A new study graded an AI comorbidity reader against billing codes. Coders get graded against the note.

Researchers ran a large language model over 350 hospital discharge summaries and scored it against the ICD codes already on the claim. The scores look strong. But agreeing with a billing code is not evidence the record supports it, and that gap is the whole job.

AI documentationcomputer-assisted codingdocumentation integrityrisk adjustmentQA
Jess P., CPC

Reviewed by Jess P., CPC

Published July 9, 2026

A stack of hospital discharge summaries beside a dark monitor, illustrating AI comorbidity extraction from clinical documentation
A July 2026 validation study scored an AI comorbidity reader against the billing codes already attached to 350 hospital admissions.Image: HCC Buddy

Key Takeaways

  • On July 8, 2026, the International Journal of Obesity published a validation study testing whether a large language model could identify four comorbidities in 350 hospital discharge summaries drawn from the public MIMIC-IV database.
  • The study used the administrative ICD-9 and ICD-10 codes already attached to those admissions as its primary reference standard, and reported F1 scores ranging from 0.815 to 0.948 against that standard.
  • Against a secondary manual review of all 350 summaries, the study reported accuracy of 0.963 for type 2 diabetes, 0.971 for hypertension, 0.863 for hyperlipidemia, and 0.966 for obstructive sleep apnea.
  • The study measured whether a condition was documented as present.

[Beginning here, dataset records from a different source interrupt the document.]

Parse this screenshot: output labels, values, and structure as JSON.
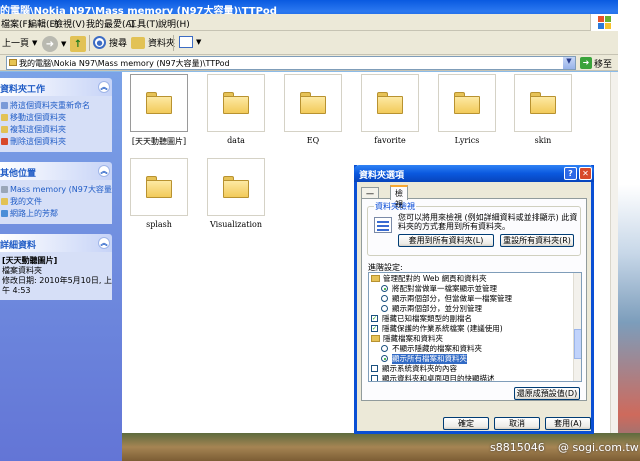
{
  "window": {
    "title": "的電腦\\Nokia N97\\Mass memory (N97大容量)\\TTPod",
    "menu": [
      "檔案(F)",
      "編輯(E)",
      "檢視(V)",
      "我的最愛(A)",
      "工具(T)",
      "說明(H)"
    ]
  },
  "toolbar": {
    "back": "上一頁",
    "search": "搜尋",
    "folders": "資料夾"
  },
  "address": {
    "path": "我的電腦\\Nokia N97\\Mass memory (N97大容量)\\TTPod",
    "go": "移至"
  },
  "taskpane": {
    "file_tasks": {
      "title": "資料夾工作",
      "links": [
        "將這個資料夾重新命名",
        "移動這個資料夾",
        "複製這個資料夾",
        "刪除這個資料夾"
      ]
    },
    "other_places": {
      "title": "其他位置",
      "links": [
        "Mass memory (N97大容量)",
        "我的文件",
        "網路上的芳鄰"
      ]
    },
    "details": {
      "title": "詳細資料",
      "name": "[天天動聽圖片]",
      "type": "檔案資料夾",
      "modified": "修改日期: 2010年5月10日, 上午 4:53"
    }
  },
  "folders": [
    {
      "name": "[天天動聽圖片]",
      "selected": true
    },
    {
      "name": "data",
      "selected": false
    },
    {
      "name": "EQ",
      "selected": false
    },
    {
      "name": "favorite",
      "selected": false
    },
    {
      "name": "Lyrics",
      "selected": false
    },
    {
      "name": "skin",
      "selected": false
    },
    {
      "name": "splash",
      "selected": false
    },
    {
      "name": "Visualization",
      "selected": false
    }
  ],
  "dialog": {
    "title": "資料夾選項",
    "tabs": [
      "一般",
      "檢視"
    ],
    "active_tab": "檢視",
    "group_title": "資料夾檢視",
    "group_desc": "您可以將用來檢視 (例如詳細資料或並排顯示) 此資料夾的方式套用到所有資料夾。",
    "apply_all": "套用到所有資料夾(L)",
    "reset_all": "重設所有資料夾(R)",
    "advanced_label": "進階設定:",
    "tree": [
      {
        "kind": "folder",
        "indent": 0,
        "text": "管理配對的 Web 網頁和資料夾"
      },
      {
        "kind": "radio",
        "on": true,
        "indent": 1,
        "text": "將配對當做單一檔案顯示並管理"
      },
      {
        "kind": "radio",
        "on": false,
        "indent": 1,
        "text": "顯示兩個部分，但當做單一檔案管理"
      },
      {
        "kind": "radio",
        "on": false,
        "indent": 1,
        "text": "顯示兩個部分，並分別管理"
      },
      {
        "kind": "check",
        "on": true,
        "indent": 0,
        "text": "隱藏已知檔案類型的副檔名"
      },
      {
        "kind": "check",
        "on": true,
        "indent": 0,
        "text": "隱藏保護的作業系統檔案 (建議使用)"
      },
      {
        "kind": "folder",
        "indent": 0,
        "text": "隱藏檔案和資料夾"
      },
      {
        "kind": "radio",
        "on": false,
        "indent": 1,
        "text": "不顯示隱藏的檔案和資料夾"
      },
      {
        "kind": "radio",
        "on": true,
        "indent": 1,
        "text": "顯示所有檔案和資料夾",
        "selected": true
      },
      {
        "kind": "check",
        "on": false,
        "indent": 0,
        "text": "顯示系統資料夾的內容"
      },
      {
        "kind": "check",
        "on": false,
        "indent": 0,
        "text": "顯示資料夾和桌面項目的快顯描述"
      }
    ],
    "restore_defaults": "還原成預設值(D)",
    "ok": "確定",
    "cancel": "取消",
    "apply": "套用(A)"
  },
  "watermark": {
    "left": "s8815046",
    "right": "@ sogi.com.tw"
  }
}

It did not test whether the record supported reporting that condition for the encounter, which is the question a records-based audit asks.
  • The authors concluded that further research, including validation against clinical expert review, is necessary before considering practical applications.

On July 8, 2026, the International Journal of Obesity published a validation study that ran a large language model across 350 hospital discharge summaries and asked it one question per chart: is this comorbidity present in the note? The model did well. What matters for anyone who codes for a living is what the researchers scored it against.

They scored it against the billing codes.

What the study actually measured

The researchers pulled 350 discharge summaries covering 341 adult patients with obesity out of MIMIC-IV, a public database of de-identified hospital records. The study reported a mean patient age of 59.7 years and a cohort that was 60.4% female. For each summary, the model marked four comorbidities present or absent: type 2 diabetes, hypertension, hyperlipidemia, and obstructive sleep apnea.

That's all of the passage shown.